You may be able to add to the list of 21 qualities that Maxwell has come up with, and I feel there could be one or two more that would add even more value to their service, but you can’t argue with this comprehensive list as an excellent foundation. Take a look through the qualities and see if (1) you agree with them, and (2) what order of priority should they be in for you, personally:
Here are John Maxwell’s list of indispensible qualities:
Character, charisma, commitment, communication, competence, courage, discernment, focus, generosity, initiative, listening, passion, positive attitude, problem-solving, relationships, responsibility, security, self-discipline, servanthood, teachability, and vision.
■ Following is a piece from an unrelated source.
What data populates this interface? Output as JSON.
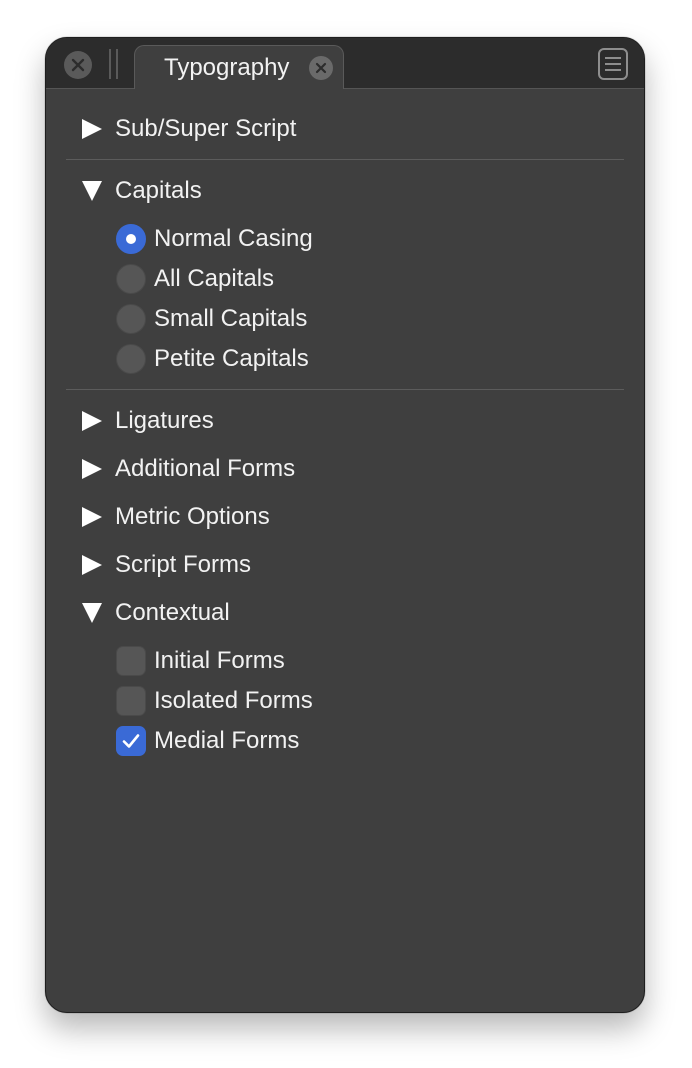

Quite a list! And I’m sure you’ll agree that if a leader/manager was excellent at all of these, they would be the kind of manager you would relish working for.
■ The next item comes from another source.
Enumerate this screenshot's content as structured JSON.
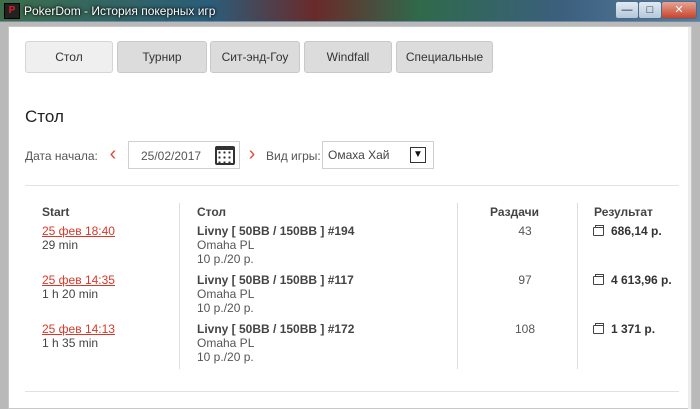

Which ones shout out at you as being the ones you need to work on or develop more than the rest? I have my ideas, and they may well be different to yours, simply because we work in different industries, have different goals and objectives, manage different staff and have different characteristics. However, a couple really hit home with me, and they are vision and servanthood.
Having a vision for the business and the direction I want to take it is paramount, otherwise it’s simply a mystery tour, and often not that magical (forgive me for stealing a John Lennon line!). Without that vision, your team will little idea of the route they need to follow, and that can often lead to demotivation, conflict and disillusion. With a true focus, your team have challenges that inspire them, objectives that motivate them and attitudes that drive them.
Servanthood is another quality that hits home to me from Maxwell’s list. Maxwell here echoes Stephen Covey’s concept of the leader actually being there to serve and create the environment and atmosphere for people to grow. One of the greatest motivators is enabling people to achieve their goals and Maxwell highlights taking the role of a servant-leader as a giant step in achieving that aim.
Maxwell’s 2007 book is well worth considering as an addition to your management library.